BP8 : Adapting Assessment tasks from Onsite to Online
How another lockdown period may impact the learners in your focus group?
Will you need to make any changes to your Inquiry?How might your intervention look different if you continue through this period?
- Do any of your intervention plans work via distance learning?
- Is there any information about implementation of your changed practices/interventions you could collect during this time?
My target group of learners for my Inquiry 2021 will be my Year 12 NCEA Level 2 class. This group of learners were my target group from my 2020 Inquiry.
Another resource that I developed for my target group of learners during lockdown, has been to adapt the Assessment tasks from Onsite (software on workstations within the classroom) to Online (software available online).
In the week prior to lockdown, and as momentum was gaining traction on our news channels regarding the possibility of the Delta strain of Covid19 being in the community, I knew that I'd have to prepare my senior class for working online from home with their assessment. The reason that this was so important is that the assessment that the students are working on, requires the use of industry-standard software that is located on the desktop machines in the classroom, and is not available on the chromebook type devices that students have access to at home.
In the week prior to lockdown, I aimed to prepare my students by asking them to make copies of their codes (so far) and paste these into documents that they would then have access to in their Drives. In addition to this, I stepped the students through the process of setting up the 'alternative' website using the online application, Neocities, to accommodate their assessment requirements online. Although the process of doing this makes sense in theory, in practice I could understand why my students would think that I was mad!
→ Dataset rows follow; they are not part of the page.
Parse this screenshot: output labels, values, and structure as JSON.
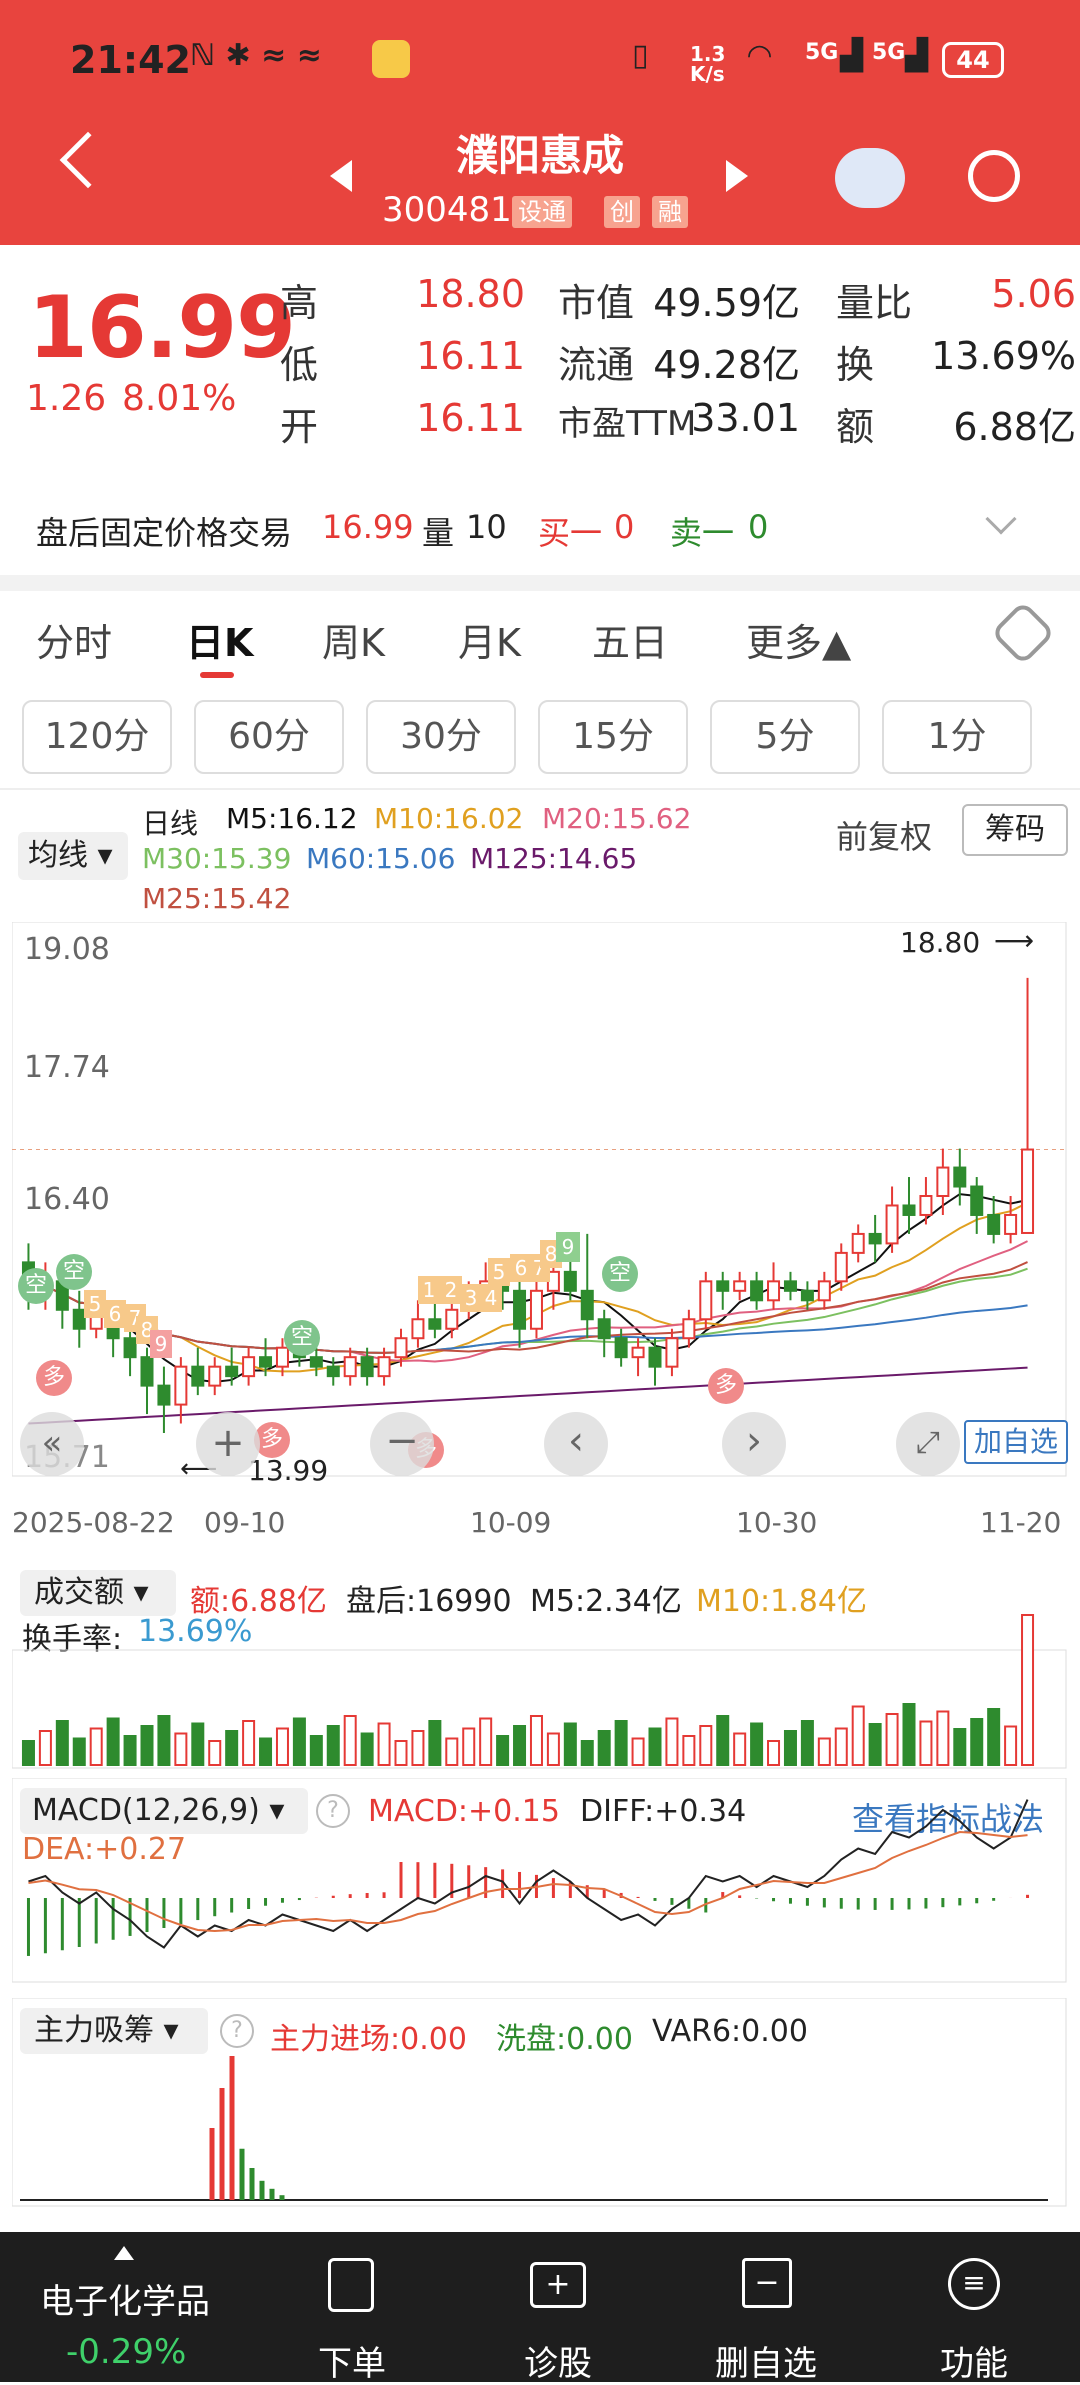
{
  "status_bar": {
    "time": "21:42",
    "net_speed": "1.3\nK/s",
    "battery": "44",
    "signal1": "5G",
    "signal2": "5G"
  },
  "header": {
    "title": "濮阳惠成",
    "code": "300481",
    "tags": [
      "设通",
      "创",
      "融"
    ]
  },
  "quote": {
    "price": "16.99",
    "change": "1.26",
    "change_pct": "8.01%",
    "high_label": "高",
    "high": "18.80",
    "low_label": "低",
    "low": "16.11",
    "open_label": "开",
    "open": "16.11",
    "mcap_label": "市值",
    "mcap": "49.59亿",
    "float_label": "流通",
    "float": "49.28亿",
    "pe_label": "市盈TTM",
    "pe": "33.01",
    "vr_label": "量比",
    "vr": "5.06",
    "turn_label": "换",
    "turn": "13.69%",
    "amt_label": "额",
    "amt": "6.88亿"
  },
  "after_hours": {
    "label": "盘后固定价格交易",
    "price": "16.99",
    "vol_label": "量",
    "vol": "10",
    "buy1_label": "买一",
    "buy1": "0",
    "sell1_label": "卖一",
    "sell1": "0"
  },
  "tabs": [
    "分时",
    "日K",
    "周K",
    "月K",
    "五日",
    "更多▲"
  ],
  "active_tab": "日K",
  "periods": [
    "120分",
    "60分",
    "30分",
    "15分",
    "5分",
    "1分"
  ],
  "ma": {
    "selector": "均线",
    "daily": "日线",
    "m5": "M5:16.12",
    "m10": "M10:16.02",
    "m20": "M20:15.62",
    "m30": "M30:15.39",
    "m60": "M60:15.06",
    "m125": "M125:14.65",
    "m25": "M25:15.42",
    "adjust": "前复权",
    "chips": "筹码"
  },
  "colors": {
    "brand": "#e8443e",
    "up": "#e53935",
    "down": "#2e8b2e",
    "m5": "#111111",
    "m10": "#e0a020",
    "m20": "#e06080",
    "m30": "#7cc060",
    "m60": "#3a78c0",
    "m125": "#6a1a6a",
    "m25": "#c05040"
  },
  "chart_data": {
    "type": "candlestick",
    "y_ticks": [
      "19.08",
      "17.74",
      "16.40",
      "15.71"
    ],
    "x_ticks": [
      "2025-08-22",
      "09-10",
      "10-09",
      "10-30",
      "11-20"
    ],
    "high_mark": "18.80",
    "low_mark": "13.99",
    "candles": [
      {
        "o": 15.8,
        "c": 15.5,
        "h": 16.0,
        "l": 15.3
      },
      {
        "o": 15.5,
        "c": 15.6,
        "h": 15.8,
        "l": 15.3
      },
      {
        "o": 15.6,
        "c": 15.3,
        "h": 15.7,
        "l": 15.1
      },
      {
        "o": 15.3,
        "c": 15.1,
        "h": 15.5,
        "l": 14.9
      },
      {
        "o": 15.1,
        "c": 15.3,
        "h": 15.4,
        "l": 15.0
      },
      {
        "o": 15.3,
        "c": 15.0,
        "h": 15.4,
        "l": 14.8
      },
      {
        "o": 15.0,
        "c": 14.8,
        "h": 15.1,
        "l": 14.6
      },
      {
        "o": 14.8,
        "c": 14.5,
        "h": 14.9,
        "l": 14.2
      },
      {
        "o": 14.5,
        "c": 14.3,
        "h": 14.7,
        "l": 14.0
      },
      {
        "o": 14.3,
        "c": 14.7,
        "h": 14.8,
        "l": 14.1
      },
      {
        "o": 14.7,
        "c": 14.5,
        "h": 14.9,
        "l": 14.4
      },
      {
        "o": 14.5,
        "c": 14.7,
        "h": 14.8,
        "l": 14.4
      },
      {
        "o": 14.7,
        "c": 14.6,
        "h": 14.9,
        "l": 14.5
      },
      {
        "o": 14.6,
        "c": 14.8,
        "h": 14.9,
        "l": 14.5
      },
      {
        "o": 14.8,
        "c": 14.7,
        "h": 15.0,
        "l": 14.6
      },
      {
        "o": 14.7,
        "c": 14.9,
        "h": 15.0,
        "l": 14.6
      },
      {
        "o": 14.9,
        "c": 14.8,
        "h": 15.0,
        "l": 14.7
      },
      {
        "o": 14.8,
        "c": 14.7,
        "h": 14.9,
        "l": 14.6
      },
      {
        "o": 14.7,
        "c": 14.6,
        "h": 14.8,
        "l": 14.5
      },
      {
        "o": 14.6,
        "c": 14.8,
        "h": 14.9,
        "l": 14.5
      },
      {
        "o": 14.8,
        "c": 14.6,
        "h": 14.9,
        "l": 14.5
      },
      {
        "o": 14.6,
        "c": 14.8,
        "h": 14.9,
        "l": 14.5
      },
      {
        "o": 14.8,
        "c": 15.0,
        "h": 15.1,
        "l": 14.7
      },
      {
        "o": 15.0,
        "c": 15.2,
        "h": 15.4,
        "l": 14.9
      },
      {
        "o": 15.2,
        "c": 15.1,
        "h": 15.4,
        "l": 15.0
      },
      {
        "o": 15.1,
        "c": 15.3,
        "h": 15.5,
        "l": 15.0
      },
      {
        "o": 15.3,
        "c": 15.4,
        "h": 15.6,
        "l": 15.2
      },
      {
        "o": 15.4,
        "c": 15.6,
        "h": 15.8,
        "l": 15.3
      },
      {
        "o": 15.6,
        "c": 15.5,
        "h": 15.7,
        "l": 15.3
      },
      {
        "o": 15.5,
        "c": 15.1,
        "h": 15.6,
        "l": 14.9
      },
      {
        "o": 15.1,
        "c": 15.5,
        "h": 15.7,
        "l": 15.0
      },
      {
        "o": 15.5,
        "c": 15.7,
        "h": 16.0,
        "l": 15.3
      },
      {
        "o": 15.7,
        "c": 15.5,
        "h": 15.9,
        "l": 15.4
      },
      {
        "o": 15.5,
        "c": 15.2,
        "h": 16.1,
        "l": 15.0
      },
      {
        "o": 15.2,
        "c": 15.0,
        "h": 15.3,
        "l": 14.8
      },
      {
        "o": 15.0,
        "c": 14.8,
        "h": 15.1,
        "l": 14.7
      },
      {
        "o": 14.8,
        "c": 14.9,
        "h": 15.0,
        "l": 14.6
      },
      {
        "o": 14.9,
        "c": 14.7,
        "h": 15.0,
        "l": 14.5
      },
      {
        "o": 14.7,
        "c": 15.0,
        "h": 15.1,
        "l": 14.6
      },
      {
        "o": 15.0,
        "c": 15.2,
        "h": 15.3,
        "l": 14.9
      },
      {
        "o": 15.2,
        "c": 15.6,
        "h": 15.7,
        "l": 15.1
      },
      {
        "o": 15.6,
        "c": 15.5,
        "h": 15.7,
        "l": 15.3
      },
      {
        "o": 15.5,
        "c": 15.6,
        "h": 15.7,
        "l": 15.4
      },
      {
        "o": 15.6,
        "c": 15.4,
        "h": 15.7,
        "l": 15.3
      },
      {
        "o": 15.4,
        "c": 15.6,
        "h": 15.8,
        "l": 15.3
      },
      {
        "o": 15.6,
        "c": 15.5,
        "h": 15.7,
        "l": 15.4
      },
      {
        "o": 15.5,
        "c": 15.4,
        "h": 15.6,
        "l": 15.3
      },
      {
        "o": 15.4,
        "c": 15.6,
        "h": 15.7,
        "l": 15.3
      },
      {
        "o": 15.6,
        "c": 15.9,
        "h": 16.0,
        "l": 15.5
      },
      {
        "o": 15.9,
        "c": 16.1,
        "h": 16.2,
        "l": 15.8
      },
      {
        "o": 16.1,
        "c": 16.0,
        "h": 16.3,
        "l": 15.8
      },
      {
        "o": 16.0,
        "c": 16.4,
        "h": 16.6,
        "l": 15.9
      },
      {
        "o": 16.4,
        "c": 16.3,
        "h": 16.7,
        "l": 16.1
      },
      {
        "o": 16.3,
        "c": 16.5,
        "h": 16.7,
        "l": 16.2
      },
      {
        "o": 16.5,
        "c": 16.8,
        "h": 17.0,
        "l": 16.3
      },
      {
        "o": 16.8,
        "c": 16.6,
        "h": 17.0,
        "l": 16.4
      },
      {
        "o": 16.6,
        "c": 16.3,
        "h": 16.7,
        "l": 16.1
      },
      {
        "o": 16.3,
        "c": 16.1,
        "h": 16.5,
        "l": 16.0
      },
      {
        "o": 16.1,
        "c": 16.3,
        "h": 16.5,
        "l": 16.0
      },
      {
        "o": 16.11,
        "c": 16.99,
        "h": 18.8,
        "l": 16.11
      }
    ],
    "volume_label": "成交额",
    "volume_stats": {
      "amt": "额:6.88亿",
      "after": "盘后:16990",
      "m5": "M5:2.34亿",
      "m10": "M10:1.84亿",
      "turn_label": "换手率:",
      "turn": "13.69%"
    },
    "macd": {
      "label": "MACD(12,26,9)",
      "macd": "MACD:+0.15",
      "diff": "DIFF:+0.34",
      "dea": "DEA:+0.27",
      "link": "查看指标战法"
    },
    "fund": {
      "label": "主力吸筹",
      "main": "主力进场:0.00",
      "wash": "洗盘:0.00",
      "var6": "VAR6:0.00"
    }
  },
  "chart_overlay": {
    "add_watch": "加自选",
    "signal_labels": [
      "空",
      "空",
      "空",
      "空",
      "多",
      "多",
      "多",
      "多"
    ],
    "num_labels": [
      "5",
      "6",
      "7",
      "8",
      "9",
      "1",
      "2",
      "3",
      "4",
      "5",
      "6",
      "7",
      "8",
      "9"
    ]
  },
  "bottom_bar": {
    "sector": "电子化学品",
    "sector_chg": "-0.29%",
    "items": [
      "下单",
      "诊股",
      "删自选",
      "功能"
    ]
  }
}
I could imagine them thinking, 'Why on earth is she making us do this?' This is largely too because I didn't want to raise alarm or cause distress amongst my students, when everything (at that time) was business as usual ..... and then of course, the announcement was made on the 17th August, that we would move into lockdown, and here we are.
So, prior to the official lockdown announcement, a couple of the learners had set up their (Plan B) Neocities website, whilst the majority had not.
Once we entered lockdown, I recreated a website into my newly created Neocities website, of the codes that I had from the VS Code version of the same website. VS Code being the software application that students were using onsite for their assessment. I felt it important to model to the students that the quality of their sites would not be compromised by developing them in Neocities. One of the students asked if they would still use VS Code once we were back in the classroom, to which I replied "yes" and that we'd just transfer the codes back to VS Code.
So, the process of adapting Assessment tasks from Onsite to Online (in terms of using an online alternative software) looks as follows:
- I recreated a website in Neocities of the VS Code version of the same website to model this to my learners - link of this model website is included in the Assessment Workspace
- I set up a presentation slide deck into our Assessment Workspace, to step students through the process of setting up their Neocities site, which differs to setting up their website using VS Code - link of this presentation slidedeck is included in the Assessment Workspace
- I demonstrated the setup process in a Google Meet, and recorded the Meet as a rewindable resource for students who were not in the Meet - link of this Google Meet is included in the Assessment Workspace
In addition, the Evidence Gathering Templates for DGT that includes the Checklists, used in conjunction with Neocities resources, provide a structured guide on how students can progress through the tasks for their NCEA Level 2 Web Development assessment.